Sobre la aventura de don Quijote y los molinos, con la que tanto nos torturan en el colegio, hay un detalle que no conocía o no recordaba: al parecer, aquellos viejos molinos eran por aquel entonces nuevos. Los primeros molinos de viento no llegaron a La Mancha hasta 1540; es decir, no eran más viejos que el propio Cervantes. La tecnología eólica debía de ser tan novedosa como para nosotros la telefonía móvil.

Contra eso cargaba nuestro caballero andante: contra el presente. Un Quijote moderno blandiría su lanza contra una torre de alta tensión o un specialty coffee shop. Y perdería, claro. Si algo puede decirse sobre los quijotes, antiguos y modernos, es que rara vez ganan una batalla.

Qué difícil imaginar La Mancha sin molinos. Qué extraño recordar que lo viejo en algún momento tuvo que ser forzosamente nuevo. Que uno o muchos campesinos dejaron de arar para ver girar sus aspas y dijeron no sé, no sé, a mí estas novedades no terminan de gustarme. Porque no eran todavía historia, sino rabiosa actualidad: tan novedosos que podían confundirse con monstruosos gigantes.
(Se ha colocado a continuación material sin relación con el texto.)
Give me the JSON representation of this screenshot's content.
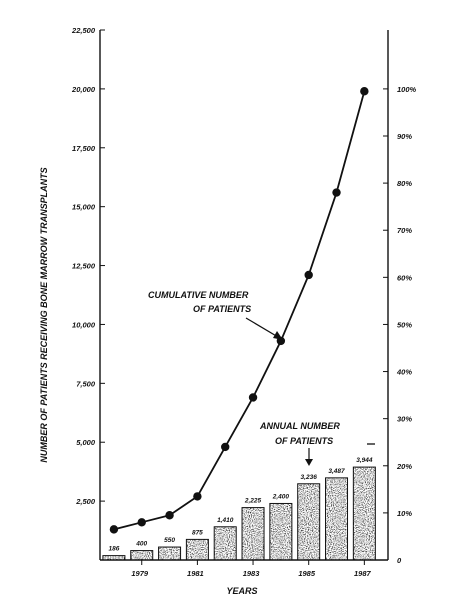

Hubo un tiempo en que ni siquiera Holanda tenía molinos. Tampoco tulipanes: no fueron plantados hasta la época de Cervantes. En pocas décadas se volvieron tan codiciados que su precio se desorbitó, desencadenando una burbuja financiera. Un suceso nuevo y no tan nuevo, porque decidir que una flor vale una fortuna no es más absurdo que confiar en el valor de un fajo de papeles.

La historia se repitió en 1929 y en 2008: las crisis que encumbraron a Adolf Hitler y a Donald Trump. Un hombre nuevo, Trump, y al mismo tiempo como los de siempre: tan semejante a ciertos parroquianos de ciertos bares. En sus mítines avivó el odio a los inmigrantes repitiendo una fábula –la serpiente y la granjera– que había sacado de Esopo. Hitler también comparaba a los judíos con serpientes. Y con ratas.

Un Quijote moderno blandiría su lanza contra una torre de alta tensión o un 'specialty coffee shop'. Y perdería, claro

En 1348, cuando la peste diezmaba Europa, muchos prefirieron culpar a los judíos antes que a las pulgas de las ratas. La peste, por cierto, no era tampoco nueva: era la misma que siglos atrás había asolado el Imperio Romano de Oriente. Roma: tantas esculturas pintarrajeadas con colores chillones que se volverían blancas con el paso de los siglos, hasta acabar inspirando el Renacimiento. Un arte nuevo, que surge porque no sabemos imitar lo viejo.

Y así, una y otra vez, el baile de la Historia, siempre entre lo viejo y lo nuevo, porque nada nuevo hay bajo el sol y nada tampoco completamente viejo; por eso fundamos países y los queremos desde su primer minuto antiguos, y rebuscamos en el pasado hasta encontrar un pastor lusitano, un caudillo querusco, un profeta que nos prometió esta misma tierra. He ahí algo nuevo que parece viejo.

Y así también nosotros, cada uno de nosotros, viviendo un tiempo que es como todos y que sin embargo parece único, radicalmente nuevo –jamás se vio una cosa igual; los jóvenes de hoy no respetan nada; ahora sí, a nosotros nos tocará vivir el Apocalipsis–. He ahí algo viejo que parece nuevo.

Y últimamente me ha dado por pensar que si hay algo que nos renueva y nos envejece más que ninguna otra cosa, ese algo es el amor; porque amamos conforme nos enseñaron a amar –los patrones familiares, es decir, el peso de nuestra Historia– y sin embargo siempre acabamos llegando a un lugar enteramente nuevo, un regreso adonde nunca antes se ha estado.

Tropezamos en la misma piedra, de acuerdo, pero quién sabe si no es esa piedra eterna, esa misma caída nunca del todo idéntica, esa estupidez colectiva que es el amor y el fracaso del amor, donde reside precisamente lo humano. Y algo me dice que cuando esto que llamamos Historia termine –porque también esto ha de terminar, algún día– todo cuanto no tenga que ver con el amor, cuanto no haya contribuido al amor, todo cuanto no sea el amor mismo, será considerado seguramente tiempo perdido.